She looked down one more time at the man on the sidewalk. When she looked up, she tossed her hair back, and her smile included both Immortals. She shook Methos' hand, too.
"It's nice to meet you both. And yes, you can buy me a drink. To celebrate."
Her voice was a little shaky, but she'd get over that soon enough.
"Good," Methos said.
"I suggest you try another bar," Connor said softly. He'd noticed the man had already started to stir, and he wanted her out of there.
Methos had noticed, too, and took a closer look. Methos saw a huge brute of a man; and although some of his size was fat, it only served to cover a layer of muscle. He had towered over the woman, and he was almost bald, too, and fair ... in fact, he looked somewhat like Silas. Methos' brother Silas.
The ancient Immortal felt a pinprick at his heart - and once again he felt the hole there that Silas' death had left, the small tear ... but he pushed it away, as he pushed so many feelings away, constantly. Now wasn't the time.
He gave Connor a minute nod, then said to Jennie, "Iain's right. You don't want to push your luck. In fact, you should avoid this particular bar in the future."
"Yeah. Oh, you mean, in case he comes back! Oh, no!" she said, suddenly realizing the implication.
"Just stay out of his way. Come on, I know a nice place just a few blocks south of here. It's a nice night for a walk," Methos said, gently drawing her away, giving Connor a chance to do ... whatever Connor was going to do. He'd seen the cold savagery in the back of the Highlander's eyes. And Methos was suddenly very glad he was not the man who had attacked Jennie Myers.
"You two go ahead. I'll catch up," Connor said, keeping his voice steady, keeping the anger and the anticipation hidden.

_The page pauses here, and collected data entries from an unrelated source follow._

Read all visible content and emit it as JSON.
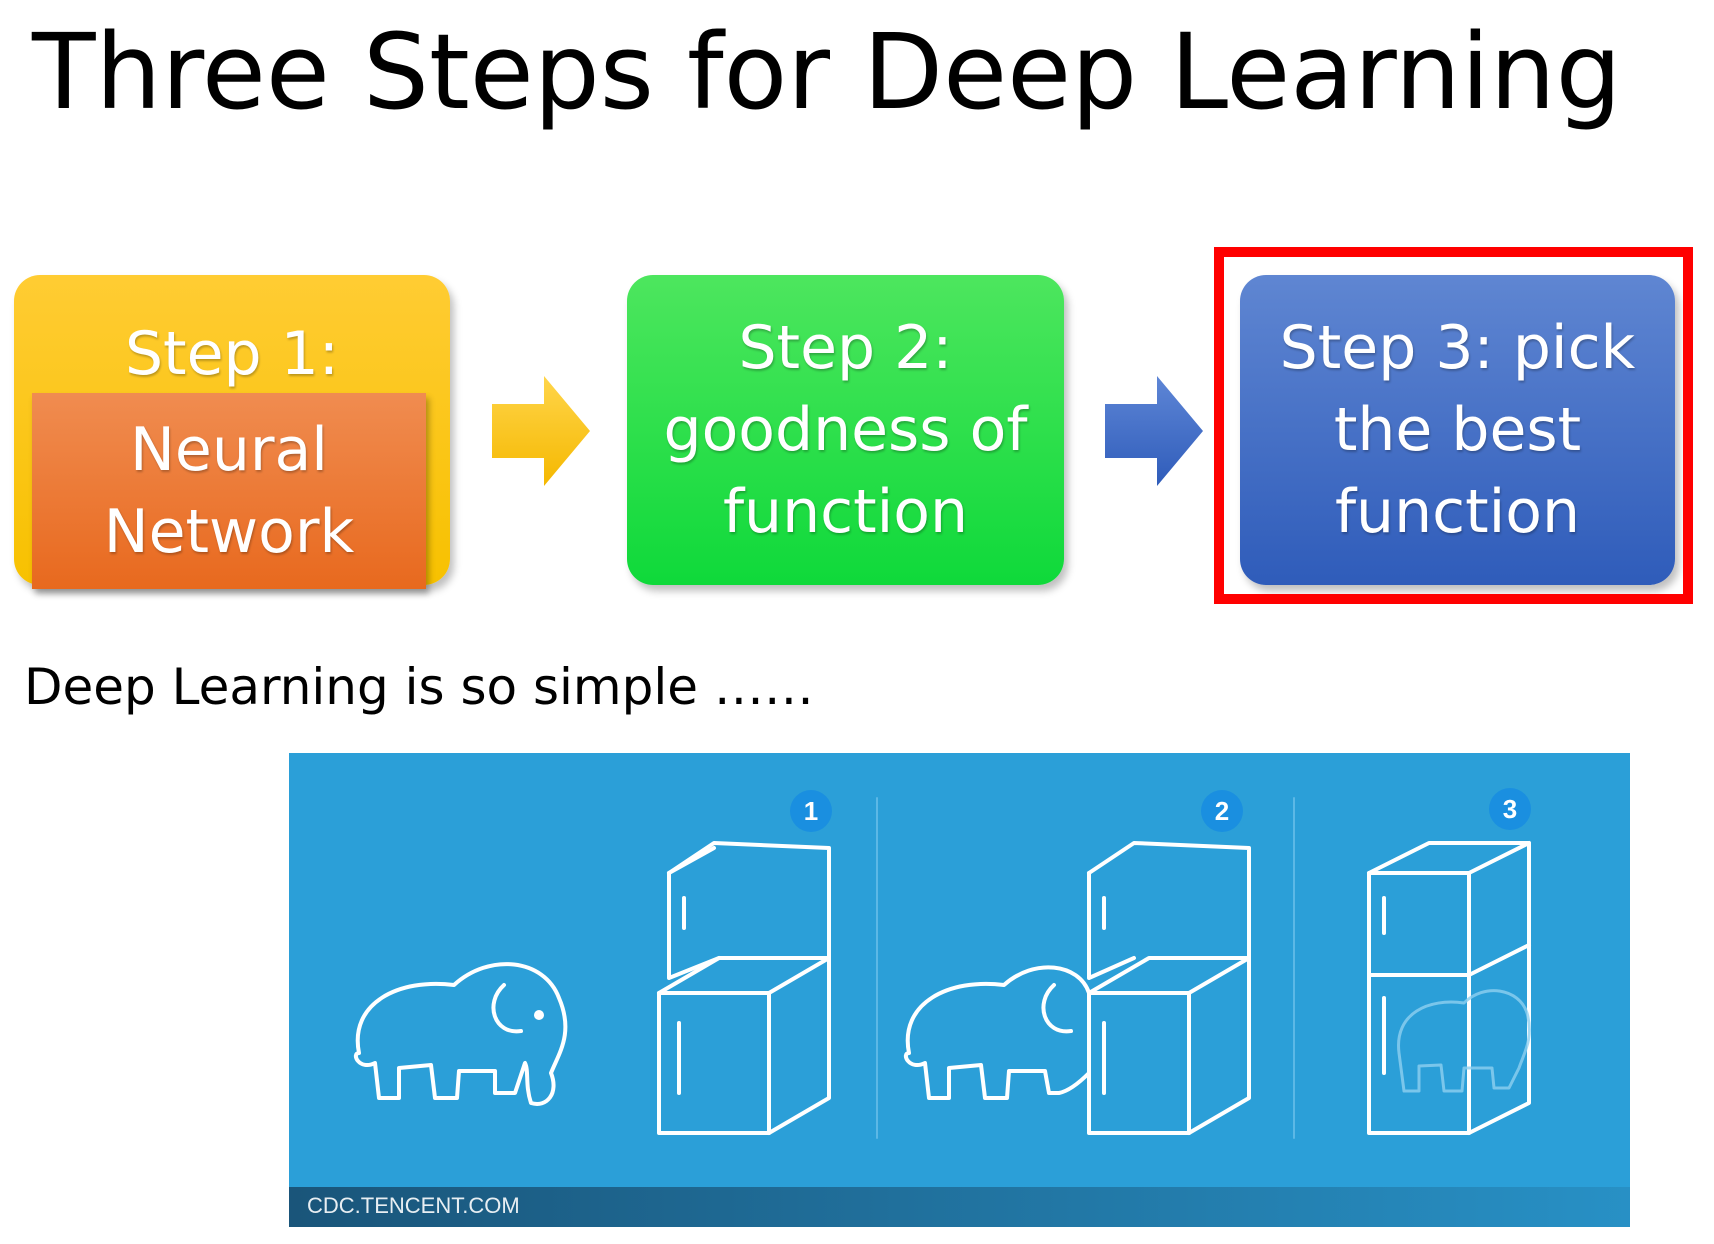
{
  "title": "Three Steps for Deep Learning",
  "steps": [
    {
      "head": "Step 1:",
      "inner_line1": "Neural",
      "inner_line2": "Network",
      "color": "#f7c100",
      "inner_color": "#e8691e"
    },
    {
      "line1": "Step 2:",
      "line2": "goodness of",
      "line3": "function",
      "color": "#0fd93a"
    },
    {
      "line1": "Step 3: pick",
      "line2": "the best",
      "line3": "function",
      "color": "#2f5cba"
    }
  ],
  "highlight_color": "#ff0000",
  "subtitle": "Deep Learning is so simple ……",
  "illustration": {
    "background": "#2b9fd8",
    "badges": [
      "1",
      "2",
      "3"
    ],
    "watermark": "CDC.TENCENT.COM"
  }
}
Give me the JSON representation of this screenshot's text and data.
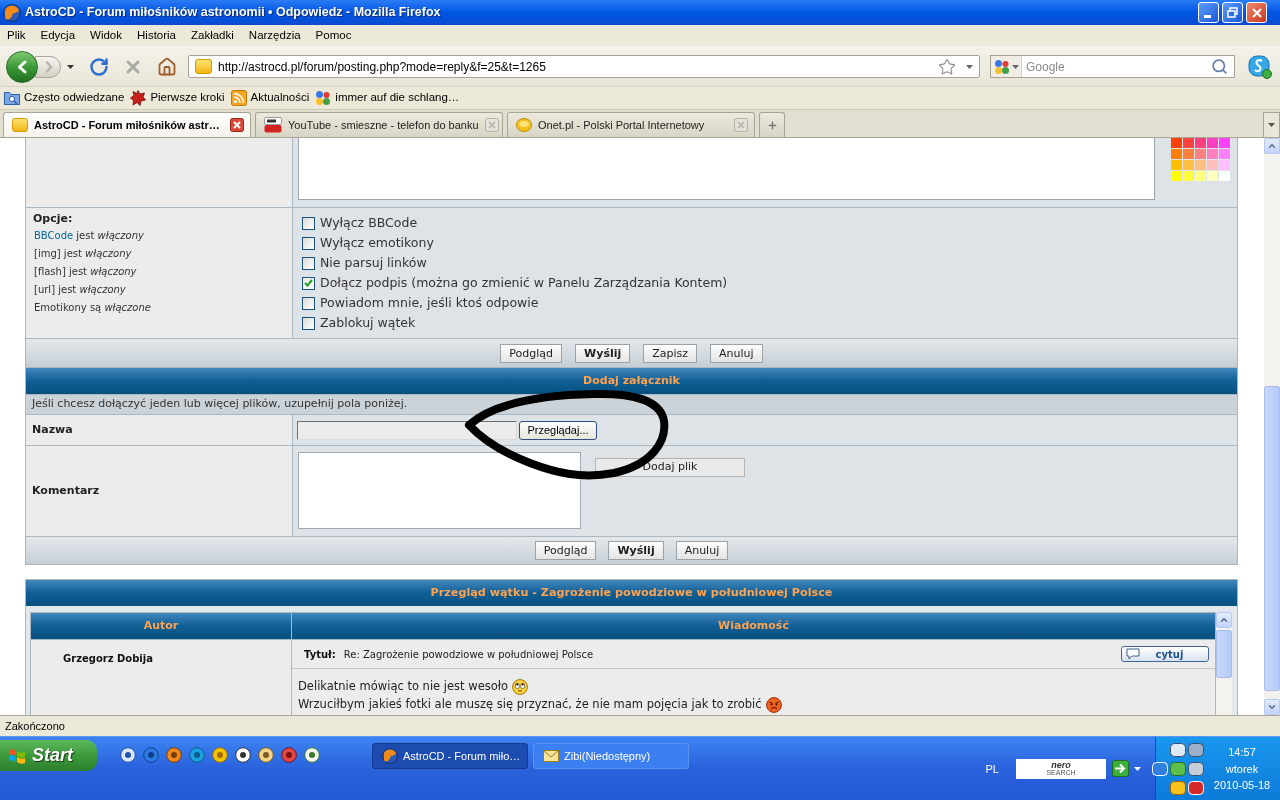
{
  "window": {
    "title": "AstroCD - Forum miłośników astronomii • Odpowiedz - Mozilla Firefox"
  },
  "menu": [
    "Plik",
    "Edycja",
    "Widok",
    "Historia",
    "Zakładki",
    "Narzędzia",
    "Pomoc"
  ],
  "address_bar": {
    "url": "http://astrocd.pl/forum/posting.php?mode=reply&f=25&t=1265"
  },
  "search": {
    "placeholder": "Google"
  },
  "bookmarks": [
    {
      "label": "Często odwiedzane",
      "kind": "folder"
    },
    {
      "label": "Pierwsze kroki",
      "kind": "start"
    },
    {
      "label": "Aktualności",
      "kind": "feed"
    },
    {
      "label": "immer auf die schlang…",
      "kind": "google"
    }
  ],
  "tabs": [
    {
      "label": "AstroCD - Forum miłośników astr…",
      "selected": true,
      "kind": "forum"
    },
    {
      "label": "YouTube - smieszne - telefon do banku",
      "selected": false,
      "kind": "video"
    },
    {
      "label": "Onet.pl - Polski Portal Internetowy",
      "selected": false,
      "kind": "portal"
    }
  ],
  "editor": {
    "palette": [
      {
        "color": "#ff4000"
      },
      {
        "color": "#ff4040"
      },
      {
        "color": "#ff4080"
      },
      {
        "color": "#ff40bf"
      },
      {
        "color": "#ff40ff"
      },
      {
        "color": "#ff8000"
      },
      {
        "color": "#ff8040"
      },
      {
        "color": "#ff8080"
      },
      {
        "color": "#ff80bf"
      },
      {
        "color": "#ff80ff"
      },
      {
        "color": "#ffbf00"
      },
      {
        "color": "#ffbf40"
      },
      {
        "color": "#ffbf80"
      },
      {
        "color": "#ffbfbf"
      },
      {
        "color": "#ffbfff"
      },
      {
        "color": "#ffff00"
      },
      {
        "color": "#ffff40"
      },
      {
        "color": "#ffff80"
      },
      {
        "color": "#ffffbf"
      },
      {
        "color": "#ffffff"
      }
    ]
  },
  "options": {
    "title": "Opcje:",
    "status": [
      {
        "tag": "BBCode",
        "link": true,
        "text": "jest *włączony*"
      },
      {
        "tag": "[img]",
        "link": false,
        "text": "jest *włączony*"
      },
      {
        "tag": "[flash]",
        "link": false,
        "text": "jest *włączony*"
      },
      {
        "tag": "[url]",
        "link": false,
        "text": "jest *włączony*"
      },
      {
        "tag": "Emotikony",
        "link": false,
        "text": "są *włączone*"
      }
    ],
    "checkboxes": [
      {
        "label": "Wyłącz BBCode",
        "checked": false
      },
      {
        "label": "Wyłącz emotikony",
        "checked": false
      },
      {
        "label": "Nie parsuj linków",
        "checked": false
      },
      {
        "label": "Dołącz podpis (można go zmienić w Panelu Zarządzania Kontem)",
        "checked": true
      },
      {
        "label": "Powiadom mnie, jeśli ktoś odpowie",
        "checked": false
      },
      {
        "label": "Zablokuj wątek",
        "checked": false
      }
    ]
  },
  "post_buttons": [
    {
      "label": "Podgląd",
      "primary": false
    },
    {
      "label": "Wyślij",
      "primary": true
    },
    {
      "label": "Zapisz",
      "primary": false
    },
    {
      "label": "Anuluj",
      "primary": false
    }
  ],
  "attachment": {
    "title": "Dodaj załącznik",
    "hint": "Jeśli chcesz dołączyć jeden lub więcej plików, uzupełnij pola poniżej.",
    "name_label": "Nazwa",
    "browse_button": "Przeglądaj...",
    "comment_label": "Komentarz",
    "add_button": "Dodaj plik",
    "buttons": [
      {
        "label": "Podgląd",
        "primary": false
      },
      {
        "label": "Wyślij",
        "primary": true
      },
      {
        "label": "Anuluj",
        "primary": false
      }
    ]
  },
  "review": {
    "title": "Przegląd wątku - Zagrożenie powodziowe w południowej Polsce",
    "columns": [
      "Autor",
      "Wiadomość"
    ],
    "posts": [
      {
        "author": "Grzegorz Dobija",
        "subject_label": "Tytuł:",
        "subject": "Re: Zagrożenie powodziowe w południowej Polsce",
        "quote_button": "cytuj",
        "lines": [
          {
            "text": "Delikatnie mówiąc to nie jest wesoło",
            "kind": "rolleyes"
          },
          {
            "text": "Wrzuciłbym jakieś fotki ale muszę się przyznać, że nie mam pojęcia jak to zrobić",
            "kind": "mad"
          }
        ]
      }
    ]
  },
  "status_bar": {
    "text": "Zakończono"
  },
  "taskbar": {
    "start": "Start",
    "tasks": [
      {
        "label": "AstroCD - Forum miło…",
        "selected": true,
        "kind": "browser"
      },
      {
        "label": "Zibi(Niedostępny)",
        "selected": false,
        "kind": "mail"
      }
    ],
    "language": "PL",
    "search_logo": [
      "nero",
      "SEARCH"
    ],
    "clock": {
      "time": "14:57",
      "day": "wtorek",
      "date": "2010-05-18"
    }
  }
}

Methos smiled at Jennie, giving her all his attention, reinforcing her confidence. "You know of course, the better you get at this, the less you'll have to use it. Because they'll look at you and sense your strength, smell your confidence. And they'll go elsewhere ..."
Before they reached the corner Methos glanced back quickly and saw that Connor was once again crouched intently over the attacker.
Connor studied the man, filled with disgust and loathing. A big, hulking beastie, wasn't he? And like the Kurgan, he used his size and strength to hurt those who were weaker. A man that size had not needed to run at the woman, who actually reminded him of Heather a little, her coloring ... but no, his Heather had been a true beauty. And this bastard could have just stepped up and intimidated Jennie Myers, or just grabbed her purse and ran. But his obvious intention had been to hurt her. And from behind, too.
Bloody fucking coward!
Connor hated bullies, but a long time ago he'd realized that he couldn't save mankind or change the world. However, he knew he could save one person, or change one thing. His gaze bored into the man just starting to regain consciousness in front of him, and he wondered if he could save, or change, this one man. Well, he'd talk to him, but it probably wouldn't make any difference, Connor thought pragmatically. This man had power, and he'd learned very well to use it, learned to abuse it.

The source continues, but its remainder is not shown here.